With Millar’s time at the paper running out, he has been known to extend his lunches into the 2-3 hour time slot allotted for senior editors. On Thursdays he can sometimes be found in the courtyard of Samantha’s Tap Room & Wood Grillwhere he goes for the blackened grouper sandwich or the three-piece fried chicken Thursday special, which he says reigns supreme.

“It’s expertly fried and seasoned and comes with a side of brown gravy that tastes like Thanksgiving dip. Also, you get Texas toast and two sides. You may have to steal a nap at your desk later in the afternoon, but it’s worth it,” Millar wrote.

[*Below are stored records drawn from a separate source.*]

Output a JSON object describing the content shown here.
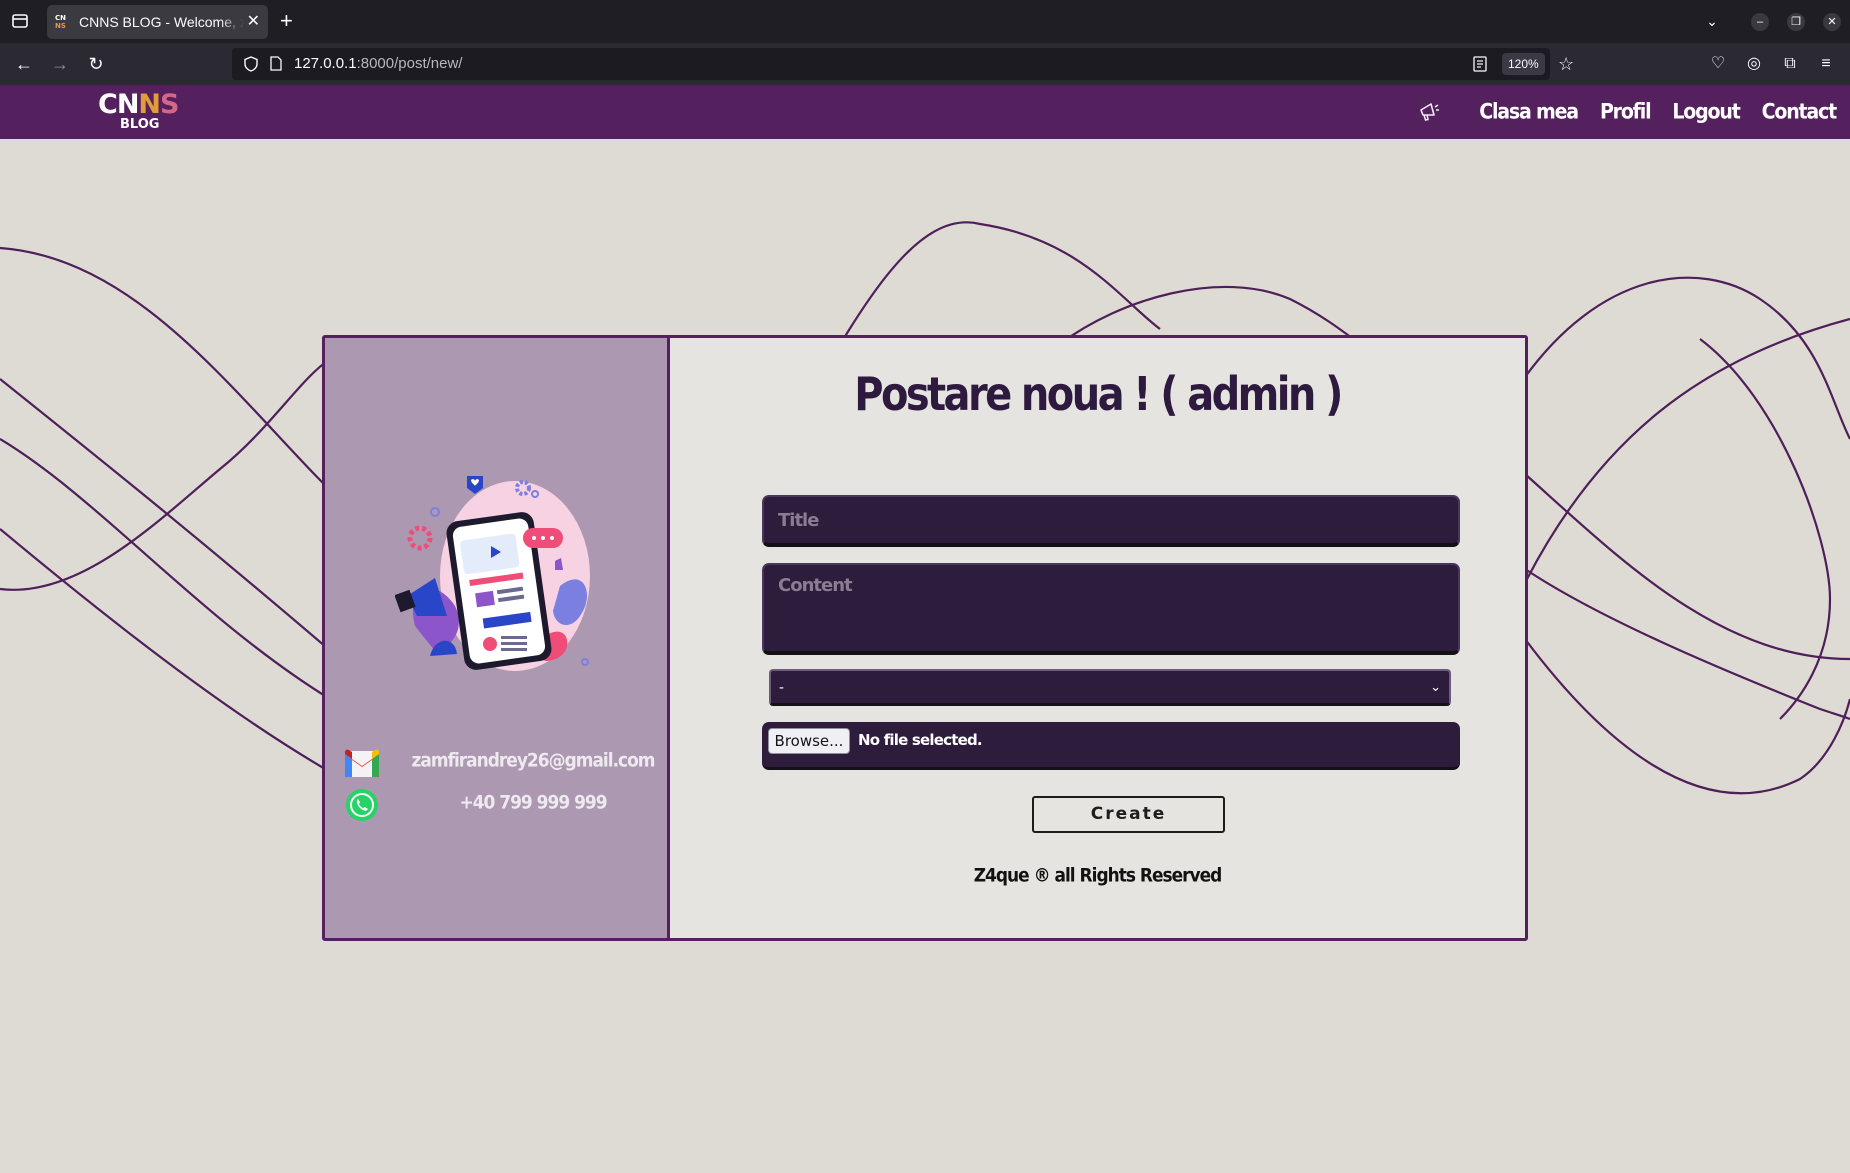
{
  "browser": {
    "tab": {
      "title": "CNNS BLOG - Welcome, z",
      "favicon_text_top": "CN",
      "favicon_text_bottom": "NS"
    },
    "url": {
      "host": "127.0.0.1",
      "rest": ":8000/post/new/"
    },
    "zoom": "120%",
    "icons": [
      "tab-list-icon",
      "close-icon",
      "plus-icon",
      "chevron-down-icon",
      "minimize-icon",
      "restore-icon",
      "close-window-icon",
      "back-arrow-icon",
      "forward-arrow-icon",
      "reload-icon",
      "shield-icon",
      "page-icon",
      "reader-view-icon",
      "star-icon",
      "pocket-icon",
      "account-icon",
      "extensions-icon",
      "menu-icon"
    ]
  },
  "site": {
    "logo": {
      "line1_a": "CN",
      "line1_b": "N",
      "line1_c": "S",
      "line2": "BLOG"
    },
    "nav": {
      "megaphone_icon": "megaphone-icon",
      "links": [
        "Clasa mea",
        "Profil",
        "Logout",
        "Contact"
      ]
    },
    "colors": {
      "header": "#54205e",
      "panel": "#ad98b2",
      "field": "#2d1c3b",
      "background": "#dedad4"
    }
  },
  "form": {
    "title": "Postare noua ! ( admin )",
    "title_placeholder": "Title",
    "content_placeholder": "Content",
    "select_value": "-",
    "browse_label": "Browse...",
    "file_status": "No file selected.",
    "submit_label": "Create",
    "footer": "Z4que ® all Rights Reserved"
  },
  "contact": {
    "email": "zamfirandrey26@gmail.com",
    "phone": "+40 799 999 999",
    "icons": [
      "gmail-icon",
      "whatsapp-icon"
    ]
  }
}
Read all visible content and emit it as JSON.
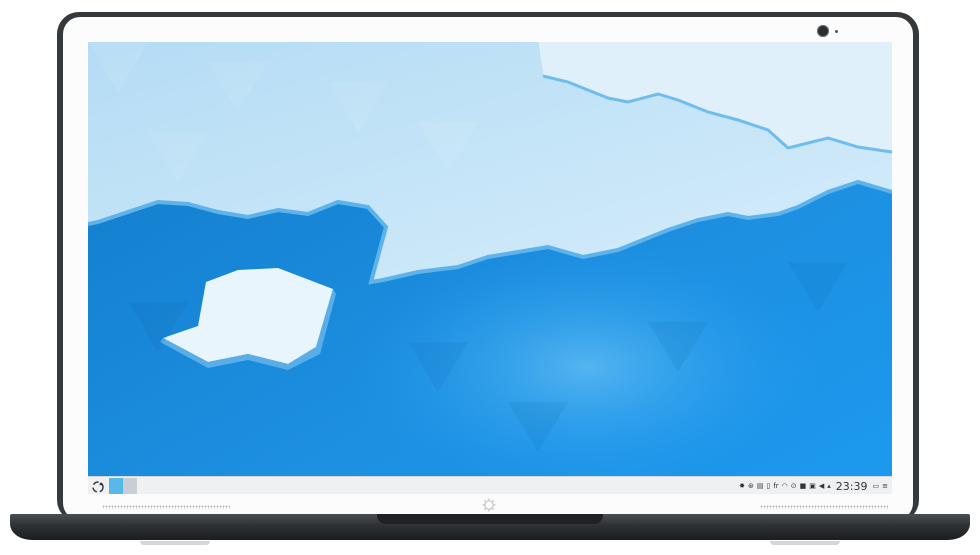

To be completely honest, I don’t know what Millar does regularly on Fridays. But I would confidently bet $200 that he has called Iriana’s more than once. a regular Arkansas Times staple, Iriana’s has been a lunch favorite for editors like Max Brantley, Leslie Peacock and perhaps her biggest fan, Austin Bailey. Millar usually opts for one of three items: The Big Salad with ham, without cheese, with oil and vinegar; the Clean The Floor (Iriana’s supreme version) without cheese, of course; and the Sausage Chopper (his most common order of his) served on French bread, without cheese, with peppers, mushrooms and onion. I always assumed the grinder would feature sliced ​​Italian sausage just like a pizza, but I was wrong. It’s a full link and looks like a River Market sleeper hit. Arkansas Times editor Stephanie Smittle recently ordered the Lindsey Millar-esque pinwheel when she was out of the office. (What can we say? We miss the guy.) “Is this Lindsey without cheese?” Iriana’s employee allegedly asked.

“I think pecans might be the best nut.” –Lindsey Miller

Some other Lindsey Millar lunch favorites:

Arepas or Baleadas from El Sur, the crab cake salad from 42 Bar & Table, hot chile tamales from Doe’s Eat Place (for special occasions).